Business Ethics
Project description
Why does Simon believe that natural resources are not finite and why we do not have to worry about sustainability? In what
way does Simon reflect the Technological Project? Make sure your paper uses the words “technological project”; it is not
enough simply to use the word technology.
CHAPTER 3: CAN THE SUPPLY OF NATURAL RESOURCES – ESPECIALLY ENERGY – REALLY BE INFINITE? YES!
A professor giving a lecture on energy declares that the world will perish in seven billion years’ time because the sun will
then burn out. One of the audience becomes very agitated, asks the professor to repeat what he said, and then, completely
reassured, heaves a sign of relief, “Phew! I thought he said seven million years!”‘ (Sauvy, 1976, p. 251)
[My economic analyses rest on] some principles which are uncommon, and which may seem too refined and subtile for such vulgar
subjects. If false, let them be rejected. But no one ought to enter a prejudice against them, merely because they are out of
the common road.
David Hume, Essays, 1777 (1987), p. 255.
Chapter 2 showed that natural resources, properly defined, cannot be measured. Here I draw the logical conclusion: Natural
resources are not finite. Yes, you read correctly. This chapter shows that the supply of natural resources is not finite in
any economic sense, one reason why their cost can continue to fall indefinitely.

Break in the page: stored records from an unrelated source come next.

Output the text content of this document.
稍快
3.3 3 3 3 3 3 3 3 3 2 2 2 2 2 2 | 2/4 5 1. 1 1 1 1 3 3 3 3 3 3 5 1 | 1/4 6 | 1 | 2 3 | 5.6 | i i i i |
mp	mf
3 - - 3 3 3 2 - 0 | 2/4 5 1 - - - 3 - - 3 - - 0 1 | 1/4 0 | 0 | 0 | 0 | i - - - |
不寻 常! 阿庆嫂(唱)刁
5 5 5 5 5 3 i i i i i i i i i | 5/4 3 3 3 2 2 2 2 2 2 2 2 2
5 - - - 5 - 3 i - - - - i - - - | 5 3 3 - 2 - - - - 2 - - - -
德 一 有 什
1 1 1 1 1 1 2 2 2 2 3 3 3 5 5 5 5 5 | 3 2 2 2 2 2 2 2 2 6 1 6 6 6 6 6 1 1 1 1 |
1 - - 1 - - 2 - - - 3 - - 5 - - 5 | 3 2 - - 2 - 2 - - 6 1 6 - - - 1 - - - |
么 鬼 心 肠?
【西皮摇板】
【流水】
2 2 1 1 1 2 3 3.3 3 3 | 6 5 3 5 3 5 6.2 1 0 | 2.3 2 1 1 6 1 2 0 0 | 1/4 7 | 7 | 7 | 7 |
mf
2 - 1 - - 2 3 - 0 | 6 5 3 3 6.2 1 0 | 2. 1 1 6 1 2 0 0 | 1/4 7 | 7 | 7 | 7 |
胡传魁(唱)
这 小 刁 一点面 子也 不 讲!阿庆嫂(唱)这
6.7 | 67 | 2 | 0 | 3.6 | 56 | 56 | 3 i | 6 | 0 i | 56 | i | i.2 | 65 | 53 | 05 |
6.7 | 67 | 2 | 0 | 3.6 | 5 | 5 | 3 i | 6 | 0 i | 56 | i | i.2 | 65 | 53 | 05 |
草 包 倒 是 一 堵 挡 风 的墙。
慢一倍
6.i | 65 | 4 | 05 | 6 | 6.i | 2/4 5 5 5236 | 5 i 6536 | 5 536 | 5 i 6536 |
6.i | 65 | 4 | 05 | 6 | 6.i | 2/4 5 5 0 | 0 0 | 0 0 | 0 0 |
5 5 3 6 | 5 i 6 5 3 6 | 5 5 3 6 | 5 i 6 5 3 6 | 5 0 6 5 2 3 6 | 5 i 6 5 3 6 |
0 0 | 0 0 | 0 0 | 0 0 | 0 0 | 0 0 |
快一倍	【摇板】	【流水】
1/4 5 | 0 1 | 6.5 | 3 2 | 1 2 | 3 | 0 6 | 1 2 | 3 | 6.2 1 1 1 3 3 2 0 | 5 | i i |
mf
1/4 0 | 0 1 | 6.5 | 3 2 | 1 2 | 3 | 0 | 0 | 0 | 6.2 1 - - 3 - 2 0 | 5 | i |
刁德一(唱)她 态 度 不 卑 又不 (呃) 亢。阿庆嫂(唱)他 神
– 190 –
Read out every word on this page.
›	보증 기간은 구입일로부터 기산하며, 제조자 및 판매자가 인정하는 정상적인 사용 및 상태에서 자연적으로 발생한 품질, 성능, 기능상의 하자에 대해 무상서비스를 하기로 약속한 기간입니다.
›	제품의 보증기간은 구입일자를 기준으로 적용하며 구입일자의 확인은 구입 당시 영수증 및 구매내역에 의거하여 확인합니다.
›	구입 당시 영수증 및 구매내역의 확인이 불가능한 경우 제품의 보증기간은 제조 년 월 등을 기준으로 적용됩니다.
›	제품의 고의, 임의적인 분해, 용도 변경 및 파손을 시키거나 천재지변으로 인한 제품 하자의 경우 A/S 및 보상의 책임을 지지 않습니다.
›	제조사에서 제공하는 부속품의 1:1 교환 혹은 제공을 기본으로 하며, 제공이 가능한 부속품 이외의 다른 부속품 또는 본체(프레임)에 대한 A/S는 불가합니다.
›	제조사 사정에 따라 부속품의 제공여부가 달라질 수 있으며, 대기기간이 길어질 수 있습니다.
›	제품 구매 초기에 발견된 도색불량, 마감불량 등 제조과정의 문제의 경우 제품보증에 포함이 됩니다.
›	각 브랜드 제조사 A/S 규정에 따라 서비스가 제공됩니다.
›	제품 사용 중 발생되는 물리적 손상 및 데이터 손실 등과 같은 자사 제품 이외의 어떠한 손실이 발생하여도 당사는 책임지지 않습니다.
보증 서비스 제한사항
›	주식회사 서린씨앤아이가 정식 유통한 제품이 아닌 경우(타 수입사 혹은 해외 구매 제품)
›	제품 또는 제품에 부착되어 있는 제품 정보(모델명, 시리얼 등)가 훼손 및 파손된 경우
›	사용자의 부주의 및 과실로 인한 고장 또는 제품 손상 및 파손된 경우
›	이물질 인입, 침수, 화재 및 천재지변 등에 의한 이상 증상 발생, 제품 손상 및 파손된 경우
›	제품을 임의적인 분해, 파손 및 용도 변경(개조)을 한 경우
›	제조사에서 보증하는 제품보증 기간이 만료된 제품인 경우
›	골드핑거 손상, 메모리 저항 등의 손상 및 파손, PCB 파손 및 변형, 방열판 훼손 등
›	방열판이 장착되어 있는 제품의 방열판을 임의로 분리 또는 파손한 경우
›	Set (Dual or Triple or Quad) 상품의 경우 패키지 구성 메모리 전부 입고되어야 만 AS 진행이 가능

On the face of it, even to inquire whether natural resources are finite seems like nonsense. Everyone “knows” that resources
are finite. And this belief has led many persons to draw unfounded, far-reaching conclusions about the future of our world
economy and civilization. A prominent example is the Limits to Growth group, who open the preface to their 1974 book as
follows.
Most people acknowledge that the earth is finite…. Policy makers generally assume that growth will provide them tomorrow
with the resources required to deal with today’s problems. Recently, however, concern about the consequences of population
growth, increased environmental pollution, and the depletion of fossil fuels has cast doubt upon the belief that continuous
growth is either possible or a panacea.
(Note the rhetorical device embedded in the term “acknowledge” in the first sentence of the quotation. It suggests that the
statement is a fact, and that anyone who does not “acknowledge” it is simply refusing to accept or admit it.) For many
writers on the subject, the inevitable depletion of natural resources is simply not open to question. A political scientist
discussing the relationship of resources to national security refers to “the incontrovertible fact that many crucial
resources are nonrenewable.” A high government energy official says that views that “the world’s oil reserves…are
sufficient to meet the worlds’ needs” are “fatuities.” The idea that resources are finite in supply is so pervasive and
influential that the President’s 1972 Commission on Population Growth and the American Future (the most recent such report)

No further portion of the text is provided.